In January, the millionth digital test result was viewed between health boards via the Welsh Clinical Portal – Wales’ digital patient record for hospitals and health boards.
January was also reported as the busiest month to date for viewing out-of-area patient information, with more than 49,000 test results shared between health boards.
Cardiff and Vale became the final health board in Wales to adopt NHS Wales’ digital radiology results reporting service in December, available through the Welsh Clinical Portal.
As a result, clinicians in Welsh hospitals are able to view all radiology and pathology test results from across Wales in one place.
Having access to results produced in neighbouring health boards saves time, informs clinical decisions and means fewer duplicate tests and scans are needed for patients.
Griff Williams, project lead for the Welsh Clinical Portal, said: “Reaching the milestone of one million test results viewed across Welsh health board boundaries demonstrates the scale of value that can be generated when a national product is fully implemented.
“Our plan for the Single Patient Record is to further increase the level of digitised healthcare available to NHS healthcare professionals, including endoscopy, lung function and genetics results.”
At the same time, NHS Wales is developing new digital dashboards to provide insight into patient outcomes, identify variations in care and link condition-specific data at a national level for the first time.
The interactive dashboards link different aspects of the patient journey, including audit data and patient-reported outcome measures (PROMS).
The intention is to identify interventions that work best for patients based on their individual circumstances, and highlight variation in services and outcomes.
This data-driven approach to decision making will provide the information needed to determine which interventions are effective.
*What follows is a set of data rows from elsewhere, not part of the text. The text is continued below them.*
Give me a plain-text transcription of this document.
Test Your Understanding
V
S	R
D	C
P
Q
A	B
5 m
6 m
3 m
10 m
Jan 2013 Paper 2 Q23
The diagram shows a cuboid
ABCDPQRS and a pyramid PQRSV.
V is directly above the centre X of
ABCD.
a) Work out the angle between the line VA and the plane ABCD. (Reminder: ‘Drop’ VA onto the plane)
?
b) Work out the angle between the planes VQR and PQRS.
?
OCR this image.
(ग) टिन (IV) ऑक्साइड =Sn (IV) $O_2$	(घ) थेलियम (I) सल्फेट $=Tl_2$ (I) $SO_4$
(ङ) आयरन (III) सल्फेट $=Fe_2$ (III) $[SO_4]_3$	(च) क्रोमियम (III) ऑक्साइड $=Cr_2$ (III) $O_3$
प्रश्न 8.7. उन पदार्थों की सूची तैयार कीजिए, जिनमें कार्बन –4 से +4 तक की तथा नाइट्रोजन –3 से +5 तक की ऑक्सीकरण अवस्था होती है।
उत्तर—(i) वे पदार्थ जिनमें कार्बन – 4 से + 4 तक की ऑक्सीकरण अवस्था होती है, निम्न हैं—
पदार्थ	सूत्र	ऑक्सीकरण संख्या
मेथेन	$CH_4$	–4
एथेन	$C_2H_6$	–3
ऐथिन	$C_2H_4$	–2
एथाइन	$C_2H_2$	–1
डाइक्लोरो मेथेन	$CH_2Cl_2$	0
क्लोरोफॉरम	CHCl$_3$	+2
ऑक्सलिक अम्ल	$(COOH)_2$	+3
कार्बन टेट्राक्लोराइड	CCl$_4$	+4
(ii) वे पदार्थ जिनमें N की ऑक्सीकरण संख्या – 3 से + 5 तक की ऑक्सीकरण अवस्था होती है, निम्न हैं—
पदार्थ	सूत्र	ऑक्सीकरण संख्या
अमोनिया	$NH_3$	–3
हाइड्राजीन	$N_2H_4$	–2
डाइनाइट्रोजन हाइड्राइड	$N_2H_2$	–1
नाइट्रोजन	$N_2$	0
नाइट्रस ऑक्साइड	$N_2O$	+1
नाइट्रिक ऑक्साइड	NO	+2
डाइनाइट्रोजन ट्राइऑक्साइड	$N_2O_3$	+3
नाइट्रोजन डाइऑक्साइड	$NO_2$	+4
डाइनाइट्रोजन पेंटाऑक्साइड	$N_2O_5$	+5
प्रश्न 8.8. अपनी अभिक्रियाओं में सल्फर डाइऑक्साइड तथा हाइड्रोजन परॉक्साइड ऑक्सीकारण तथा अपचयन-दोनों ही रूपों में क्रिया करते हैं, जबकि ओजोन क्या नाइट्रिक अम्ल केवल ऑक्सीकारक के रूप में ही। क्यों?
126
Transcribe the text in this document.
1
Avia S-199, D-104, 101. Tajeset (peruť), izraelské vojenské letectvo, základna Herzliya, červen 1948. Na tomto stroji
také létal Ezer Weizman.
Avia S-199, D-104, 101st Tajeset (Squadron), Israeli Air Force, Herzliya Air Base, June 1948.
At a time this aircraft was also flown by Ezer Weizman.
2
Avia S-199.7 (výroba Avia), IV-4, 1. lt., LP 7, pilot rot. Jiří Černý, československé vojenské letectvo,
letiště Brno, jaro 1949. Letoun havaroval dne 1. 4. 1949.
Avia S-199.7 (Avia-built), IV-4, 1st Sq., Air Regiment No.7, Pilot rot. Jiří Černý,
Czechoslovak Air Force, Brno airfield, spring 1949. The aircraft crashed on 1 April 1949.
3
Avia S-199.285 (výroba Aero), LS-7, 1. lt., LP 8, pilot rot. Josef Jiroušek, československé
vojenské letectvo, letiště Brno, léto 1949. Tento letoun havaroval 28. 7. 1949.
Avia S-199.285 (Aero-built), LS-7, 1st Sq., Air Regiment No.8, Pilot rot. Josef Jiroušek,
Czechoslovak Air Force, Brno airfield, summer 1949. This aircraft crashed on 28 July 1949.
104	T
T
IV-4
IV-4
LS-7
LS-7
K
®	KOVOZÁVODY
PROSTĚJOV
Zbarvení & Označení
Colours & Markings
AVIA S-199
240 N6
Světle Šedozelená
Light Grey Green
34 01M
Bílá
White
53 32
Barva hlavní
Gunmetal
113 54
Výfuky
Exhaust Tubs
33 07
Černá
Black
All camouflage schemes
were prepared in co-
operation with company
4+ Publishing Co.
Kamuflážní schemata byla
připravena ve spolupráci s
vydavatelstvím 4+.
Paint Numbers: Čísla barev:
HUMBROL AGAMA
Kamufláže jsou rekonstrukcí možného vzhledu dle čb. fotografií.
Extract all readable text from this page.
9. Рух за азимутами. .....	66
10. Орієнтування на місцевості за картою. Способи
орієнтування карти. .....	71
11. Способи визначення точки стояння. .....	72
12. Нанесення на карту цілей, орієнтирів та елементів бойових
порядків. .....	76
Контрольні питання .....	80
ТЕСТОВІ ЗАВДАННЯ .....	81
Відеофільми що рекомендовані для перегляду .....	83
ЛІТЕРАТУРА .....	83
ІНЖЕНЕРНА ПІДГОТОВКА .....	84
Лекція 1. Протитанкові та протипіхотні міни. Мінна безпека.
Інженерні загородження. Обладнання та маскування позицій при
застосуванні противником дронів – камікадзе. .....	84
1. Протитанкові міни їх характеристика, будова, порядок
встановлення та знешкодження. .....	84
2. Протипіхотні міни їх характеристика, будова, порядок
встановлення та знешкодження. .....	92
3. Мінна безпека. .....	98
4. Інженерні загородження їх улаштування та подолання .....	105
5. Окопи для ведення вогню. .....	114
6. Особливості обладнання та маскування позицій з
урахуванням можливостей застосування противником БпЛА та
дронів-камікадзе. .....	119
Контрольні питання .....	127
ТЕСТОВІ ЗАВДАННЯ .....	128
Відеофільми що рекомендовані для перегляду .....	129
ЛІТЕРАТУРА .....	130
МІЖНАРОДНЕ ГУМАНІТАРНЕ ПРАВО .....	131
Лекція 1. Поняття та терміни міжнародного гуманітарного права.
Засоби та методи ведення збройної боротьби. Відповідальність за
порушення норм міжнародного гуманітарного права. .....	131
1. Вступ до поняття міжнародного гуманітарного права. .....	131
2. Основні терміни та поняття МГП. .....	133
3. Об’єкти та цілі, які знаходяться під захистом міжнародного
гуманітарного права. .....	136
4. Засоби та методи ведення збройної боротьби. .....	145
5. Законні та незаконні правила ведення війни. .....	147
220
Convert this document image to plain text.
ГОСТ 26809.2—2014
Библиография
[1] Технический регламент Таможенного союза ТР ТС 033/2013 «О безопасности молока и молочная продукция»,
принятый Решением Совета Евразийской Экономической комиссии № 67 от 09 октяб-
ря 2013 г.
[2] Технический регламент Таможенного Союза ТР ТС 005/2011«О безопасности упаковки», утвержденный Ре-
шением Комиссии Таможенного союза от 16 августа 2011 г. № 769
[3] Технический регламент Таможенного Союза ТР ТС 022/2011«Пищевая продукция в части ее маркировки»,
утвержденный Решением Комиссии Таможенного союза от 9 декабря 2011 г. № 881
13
NWIS is building the dashboards in support of the Value-Based Healthcare (VBHC) programme, which is aimed at improving patient outcomes in Wales while protecting overstretched NHS budgets.
The National Lung Cancer Dashboard was released last year, and this will be followed in 2020 by dashboards for heart failure, knee replacements, stroke, cataracts and colorectal cancer.
Work is currently underway to develop a second-generation lung cancer dashboard, building on the success of the current dashboard, and evolving to meet more sophisticated user requirements.
Sally Cox, NWIS information specialist leading dashboard development, said: “Data has the power to have a direct impact on the care and the care choices patients can make. For example, a patient should be able to use the evidence available to inform a decision on whether to have chemotherapy, or whether a replacement knee would improve their quality of life.”
“To provide the whole picture needed to identify variations in care, we need to bring together all available data.
“Collecting data in isolation, or in silos based on geographic area, won’t help us to provide the best possible outcomes for patients.”
The dashboard programme is being delivered in collaboration with clinicians, Welsh Government and the Finance Delivery Unit.